We are moving soon and I have an old wood stove that came with our house, it's unique and I thought it to be the common Thelin Gnome pellet stove, but after digging it out from the basement it looks to be a wood burner I took some measurements and it doesn't measure up to the gnome stove that's made today I also did not find any pellet components. Not much info I can find other than it looks to be like the Parlour model that's made today. 

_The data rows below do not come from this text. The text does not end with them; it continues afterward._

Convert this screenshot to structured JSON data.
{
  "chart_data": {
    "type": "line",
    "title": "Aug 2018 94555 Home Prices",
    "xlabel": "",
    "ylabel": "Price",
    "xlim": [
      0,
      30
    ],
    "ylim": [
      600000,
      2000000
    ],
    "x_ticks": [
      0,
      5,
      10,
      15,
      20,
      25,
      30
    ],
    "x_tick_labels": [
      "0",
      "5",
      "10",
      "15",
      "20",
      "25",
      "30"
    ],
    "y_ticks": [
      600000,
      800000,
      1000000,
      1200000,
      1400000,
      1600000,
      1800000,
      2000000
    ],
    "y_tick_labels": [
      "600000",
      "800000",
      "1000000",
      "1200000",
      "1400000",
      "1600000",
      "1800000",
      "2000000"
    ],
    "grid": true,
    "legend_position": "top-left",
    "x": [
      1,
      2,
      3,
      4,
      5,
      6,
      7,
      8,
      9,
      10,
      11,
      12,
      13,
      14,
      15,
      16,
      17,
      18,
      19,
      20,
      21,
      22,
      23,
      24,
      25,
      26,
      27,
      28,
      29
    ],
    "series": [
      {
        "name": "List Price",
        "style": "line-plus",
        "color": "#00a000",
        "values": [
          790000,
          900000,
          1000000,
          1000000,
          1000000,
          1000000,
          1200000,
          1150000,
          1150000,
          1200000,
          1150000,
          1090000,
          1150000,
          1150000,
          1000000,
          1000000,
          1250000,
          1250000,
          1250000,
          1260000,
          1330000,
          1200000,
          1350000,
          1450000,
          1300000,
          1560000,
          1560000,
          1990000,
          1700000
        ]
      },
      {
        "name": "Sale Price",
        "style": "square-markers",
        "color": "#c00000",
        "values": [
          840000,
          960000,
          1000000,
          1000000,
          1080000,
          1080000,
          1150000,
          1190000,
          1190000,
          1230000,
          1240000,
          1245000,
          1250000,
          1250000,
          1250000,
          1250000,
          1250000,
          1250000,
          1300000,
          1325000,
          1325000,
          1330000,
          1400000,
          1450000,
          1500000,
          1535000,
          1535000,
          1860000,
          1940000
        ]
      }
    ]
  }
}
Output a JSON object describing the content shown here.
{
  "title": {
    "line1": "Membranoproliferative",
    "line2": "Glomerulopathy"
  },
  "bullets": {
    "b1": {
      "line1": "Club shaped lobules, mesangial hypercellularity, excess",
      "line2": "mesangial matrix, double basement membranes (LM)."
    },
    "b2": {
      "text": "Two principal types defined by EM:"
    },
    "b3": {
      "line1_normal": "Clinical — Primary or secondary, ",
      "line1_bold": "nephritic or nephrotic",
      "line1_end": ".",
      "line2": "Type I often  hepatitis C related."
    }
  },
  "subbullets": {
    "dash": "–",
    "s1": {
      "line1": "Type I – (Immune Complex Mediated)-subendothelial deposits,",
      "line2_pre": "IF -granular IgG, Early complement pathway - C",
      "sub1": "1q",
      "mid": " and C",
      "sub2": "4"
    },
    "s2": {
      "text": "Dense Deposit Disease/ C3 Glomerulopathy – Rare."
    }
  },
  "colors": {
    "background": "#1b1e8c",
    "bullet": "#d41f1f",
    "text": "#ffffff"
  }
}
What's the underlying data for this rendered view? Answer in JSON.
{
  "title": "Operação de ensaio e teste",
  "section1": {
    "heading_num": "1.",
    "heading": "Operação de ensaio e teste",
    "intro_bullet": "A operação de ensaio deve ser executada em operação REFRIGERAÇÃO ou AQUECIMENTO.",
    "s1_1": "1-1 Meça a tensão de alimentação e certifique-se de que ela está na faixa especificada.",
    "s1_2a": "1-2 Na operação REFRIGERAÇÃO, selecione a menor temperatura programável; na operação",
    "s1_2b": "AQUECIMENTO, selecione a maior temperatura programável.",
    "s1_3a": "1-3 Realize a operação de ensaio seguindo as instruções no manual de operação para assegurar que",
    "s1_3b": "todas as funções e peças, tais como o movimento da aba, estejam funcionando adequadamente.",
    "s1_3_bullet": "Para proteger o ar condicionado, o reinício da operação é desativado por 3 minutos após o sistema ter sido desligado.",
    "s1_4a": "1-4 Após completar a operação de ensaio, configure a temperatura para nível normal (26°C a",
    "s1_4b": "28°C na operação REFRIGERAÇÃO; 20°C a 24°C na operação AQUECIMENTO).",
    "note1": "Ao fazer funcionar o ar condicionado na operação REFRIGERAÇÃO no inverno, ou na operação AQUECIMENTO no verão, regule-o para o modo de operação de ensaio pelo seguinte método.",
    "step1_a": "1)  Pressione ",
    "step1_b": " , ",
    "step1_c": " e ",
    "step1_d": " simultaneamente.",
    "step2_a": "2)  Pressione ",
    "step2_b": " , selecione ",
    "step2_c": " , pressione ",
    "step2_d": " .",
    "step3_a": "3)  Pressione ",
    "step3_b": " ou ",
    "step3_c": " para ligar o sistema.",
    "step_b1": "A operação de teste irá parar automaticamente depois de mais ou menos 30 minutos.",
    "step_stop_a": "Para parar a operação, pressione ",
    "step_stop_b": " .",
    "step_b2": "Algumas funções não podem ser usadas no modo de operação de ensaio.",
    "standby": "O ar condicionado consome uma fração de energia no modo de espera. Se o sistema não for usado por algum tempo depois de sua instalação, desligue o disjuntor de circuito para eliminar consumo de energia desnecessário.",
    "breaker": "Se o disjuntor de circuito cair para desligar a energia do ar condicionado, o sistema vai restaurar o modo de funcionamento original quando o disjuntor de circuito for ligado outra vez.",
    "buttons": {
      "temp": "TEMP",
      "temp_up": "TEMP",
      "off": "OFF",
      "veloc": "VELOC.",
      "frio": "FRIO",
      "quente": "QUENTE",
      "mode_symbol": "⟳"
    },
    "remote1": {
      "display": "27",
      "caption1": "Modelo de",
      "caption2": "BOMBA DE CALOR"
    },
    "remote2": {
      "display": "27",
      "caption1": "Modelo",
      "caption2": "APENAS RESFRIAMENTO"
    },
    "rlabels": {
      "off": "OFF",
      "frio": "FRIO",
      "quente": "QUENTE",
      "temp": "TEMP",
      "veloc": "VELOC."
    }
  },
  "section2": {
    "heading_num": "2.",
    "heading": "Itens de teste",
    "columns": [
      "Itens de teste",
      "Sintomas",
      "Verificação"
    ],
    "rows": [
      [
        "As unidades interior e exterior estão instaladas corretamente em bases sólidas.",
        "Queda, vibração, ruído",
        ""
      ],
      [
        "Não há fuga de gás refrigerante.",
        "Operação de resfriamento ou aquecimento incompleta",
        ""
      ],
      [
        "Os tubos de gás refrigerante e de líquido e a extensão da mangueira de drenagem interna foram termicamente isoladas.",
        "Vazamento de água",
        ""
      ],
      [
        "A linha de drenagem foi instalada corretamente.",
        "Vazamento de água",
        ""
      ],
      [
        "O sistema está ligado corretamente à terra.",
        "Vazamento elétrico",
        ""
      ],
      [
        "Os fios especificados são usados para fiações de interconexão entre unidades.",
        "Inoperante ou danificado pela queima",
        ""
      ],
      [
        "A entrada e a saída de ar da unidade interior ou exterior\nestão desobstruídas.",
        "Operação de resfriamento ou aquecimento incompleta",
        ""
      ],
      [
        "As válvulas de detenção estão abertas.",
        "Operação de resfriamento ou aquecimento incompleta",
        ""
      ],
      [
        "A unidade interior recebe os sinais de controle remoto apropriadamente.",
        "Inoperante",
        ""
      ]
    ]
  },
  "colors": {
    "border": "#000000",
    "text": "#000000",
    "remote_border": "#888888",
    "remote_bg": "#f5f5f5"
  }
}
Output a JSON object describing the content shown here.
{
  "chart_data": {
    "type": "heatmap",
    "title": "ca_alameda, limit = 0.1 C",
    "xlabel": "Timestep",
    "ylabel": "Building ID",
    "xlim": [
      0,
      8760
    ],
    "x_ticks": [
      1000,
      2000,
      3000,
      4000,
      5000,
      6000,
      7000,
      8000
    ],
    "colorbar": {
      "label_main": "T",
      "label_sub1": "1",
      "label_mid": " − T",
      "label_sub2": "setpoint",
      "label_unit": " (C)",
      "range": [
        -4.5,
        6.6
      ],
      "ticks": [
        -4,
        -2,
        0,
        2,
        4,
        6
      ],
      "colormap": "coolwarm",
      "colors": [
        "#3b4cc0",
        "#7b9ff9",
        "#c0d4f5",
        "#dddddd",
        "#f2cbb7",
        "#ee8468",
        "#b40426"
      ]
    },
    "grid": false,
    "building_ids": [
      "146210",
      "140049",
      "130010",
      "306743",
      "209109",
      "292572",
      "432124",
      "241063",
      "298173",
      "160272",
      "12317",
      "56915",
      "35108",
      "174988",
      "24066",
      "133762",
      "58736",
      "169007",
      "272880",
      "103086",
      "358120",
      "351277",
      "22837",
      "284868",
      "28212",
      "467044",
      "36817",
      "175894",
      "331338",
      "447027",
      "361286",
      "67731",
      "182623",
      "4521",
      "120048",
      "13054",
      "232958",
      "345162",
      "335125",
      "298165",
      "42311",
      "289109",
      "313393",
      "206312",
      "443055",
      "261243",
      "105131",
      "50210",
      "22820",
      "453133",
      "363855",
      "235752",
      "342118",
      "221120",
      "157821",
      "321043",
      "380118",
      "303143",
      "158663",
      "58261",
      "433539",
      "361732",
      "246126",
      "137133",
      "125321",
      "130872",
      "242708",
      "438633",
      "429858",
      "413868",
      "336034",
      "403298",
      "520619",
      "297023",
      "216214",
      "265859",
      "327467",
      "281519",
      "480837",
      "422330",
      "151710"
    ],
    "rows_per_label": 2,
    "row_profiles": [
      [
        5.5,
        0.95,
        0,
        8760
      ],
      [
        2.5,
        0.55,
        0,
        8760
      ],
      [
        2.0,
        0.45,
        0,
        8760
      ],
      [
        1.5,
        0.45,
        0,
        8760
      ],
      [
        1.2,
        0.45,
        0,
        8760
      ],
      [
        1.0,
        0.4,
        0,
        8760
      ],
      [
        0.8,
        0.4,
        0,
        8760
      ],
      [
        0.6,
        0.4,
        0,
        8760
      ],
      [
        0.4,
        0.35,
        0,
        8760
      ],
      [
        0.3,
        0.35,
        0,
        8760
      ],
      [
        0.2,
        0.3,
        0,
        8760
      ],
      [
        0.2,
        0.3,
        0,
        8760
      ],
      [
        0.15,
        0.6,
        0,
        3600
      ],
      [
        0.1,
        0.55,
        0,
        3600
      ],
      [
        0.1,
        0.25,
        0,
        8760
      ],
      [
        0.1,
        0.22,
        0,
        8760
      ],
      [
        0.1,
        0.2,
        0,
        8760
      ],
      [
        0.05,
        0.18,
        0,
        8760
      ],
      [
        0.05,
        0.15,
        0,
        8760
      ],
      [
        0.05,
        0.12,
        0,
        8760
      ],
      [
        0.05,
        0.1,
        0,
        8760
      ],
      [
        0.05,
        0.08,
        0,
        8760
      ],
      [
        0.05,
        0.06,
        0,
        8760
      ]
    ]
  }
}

It's rough measurements are 20-21" wide x 48" or so, I took a few pictures and any insight or possible value would be great, I really appreciate it. Not sure if it's worth to keep it and move it or just sell it.


----------



## begreen (Feb 26, 2014)

That's a beauty. I have no idea what it's worth. But I would guess with a little fixing up (replace mica and the missing hinge pin) maybe $500 to the right buyer? The mica is called isenglass and is still available in sheet form. You might be able to find a hinge pin or maybe a rivet that will fit. 
https://www.lehmans.com/p-3328-mica-the-original-isinglass.aspx


----------



## Heatsource (Feb 26, 2014)

cool stoves
made right across the road from our shop here in Grass Valley
my buddy worked there 20 yrs ago, maybe he assembled your stove


----------



## begreen (Feb 26, 2014)

Were they still using isenglass then?


----------



## Heatsource (Feb 26, 2014)

Not sure..
and it might have been 30yrs ago my buddy worked there. He told me about receiving barrels of gnome legs and polishing on them for days at a time..
he past away recently or i'd ask him


----------



## begreen (Feb 26, 2014)

Sounds like the kind of work I was doing a long while ago, polishing hand made hard disks.


----------



## mxitman (Feb 26, 2014)

Is it ok to put regular wood-stove type glass instead of the using the mica?


----------



## begreen (Feb 27, 2014)

Possibly, if the window holders can handle the much thicker glass. I'm not sure if that would detract from its sale value or not.


----------



## GENECOP (Feb 27, 2014)

She's a beauty, Congrats...


----------



## arbutus (Mar 1, 2014)

Those stoves just look cool.  I'd keep it if I owned one.


----------



## dlj (Mar 1, 2014)

You can try and replace the mica with glass. There can be problems with clearance. But mica works really well and will last for many years as long as you don't poke something through it. I'd just replace the mica if it were my stove. It's cheap, easy to do and long lasting...

dj


----------



## Ckh88 (Nov 17, 2014)

excellent. The folks at Thelin sent me a manual sometime ago for mine, it was used maybe 4 or 5 times to clear the chimney in the 28 years it was in a house at North star before the folks gave it to us during a renovation. Gorgeous stoves. Wish there was more info on them!


----------